So I have been friends with a person for about 7 years. Some of you may recall that I posted about taking her son to school twice a week, and she got upset when I said I couldn't do it anymore, because it was putting too much pressure on me. It was making me sick and anxious, because the child was never up and ready, so I was always going in and getting him out of bed, and then got stuck in traffic which made me late for work. SHe would get stressed when I was sick and could not do it, because she hated asking her ex husband. Anyway, that was my last post....

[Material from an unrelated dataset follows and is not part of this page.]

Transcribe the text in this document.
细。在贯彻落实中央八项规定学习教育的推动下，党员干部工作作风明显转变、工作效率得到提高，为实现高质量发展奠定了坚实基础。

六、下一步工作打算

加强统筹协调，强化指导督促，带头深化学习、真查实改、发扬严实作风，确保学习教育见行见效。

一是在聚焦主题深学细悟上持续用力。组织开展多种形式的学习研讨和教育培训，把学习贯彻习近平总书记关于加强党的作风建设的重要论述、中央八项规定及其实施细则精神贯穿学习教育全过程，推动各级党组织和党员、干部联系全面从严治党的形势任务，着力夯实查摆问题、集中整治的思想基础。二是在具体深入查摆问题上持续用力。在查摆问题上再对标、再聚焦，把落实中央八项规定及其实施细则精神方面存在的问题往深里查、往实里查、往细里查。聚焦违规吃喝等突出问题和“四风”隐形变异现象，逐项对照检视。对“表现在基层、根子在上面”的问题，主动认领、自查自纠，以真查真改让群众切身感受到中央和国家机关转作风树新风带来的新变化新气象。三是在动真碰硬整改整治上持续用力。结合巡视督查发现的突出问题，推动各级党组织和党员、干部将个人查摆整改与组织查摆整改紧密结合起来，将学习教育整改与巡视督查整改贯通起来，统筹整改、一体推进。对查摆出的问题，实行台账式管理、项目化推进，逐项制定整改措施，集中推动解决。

I also pay her to do some freelance work for me, but recently, her circumstances have changed and she's accepted a promotion at work, which means she'll be going to work full time. She was previously working part time. Due to this, the work that she provides me cannot be done, but she wants to try and squeeze it all into a weekend. I have suggested cutting down from 4 slots a week to 2 slots, and she reacted badly. I explained that the cost of living has gone up too, so it's no longer financially viable for me. I also don't want to cram all the other stuff over the weekend, because I do other things on the weekend. I've started to struggle with anxiety really badly during our sessions too, so I need a little break. She responded by stating that she was bored of feeling used by people, and was interrogating me about not liking her work, or her as a person, etc. She reacted badly, and said that she was really struggling financially too, but that isn't my fault, is it? She chose to accept the promotion and it's not my fault that her new schedule that doesn't fit around mine.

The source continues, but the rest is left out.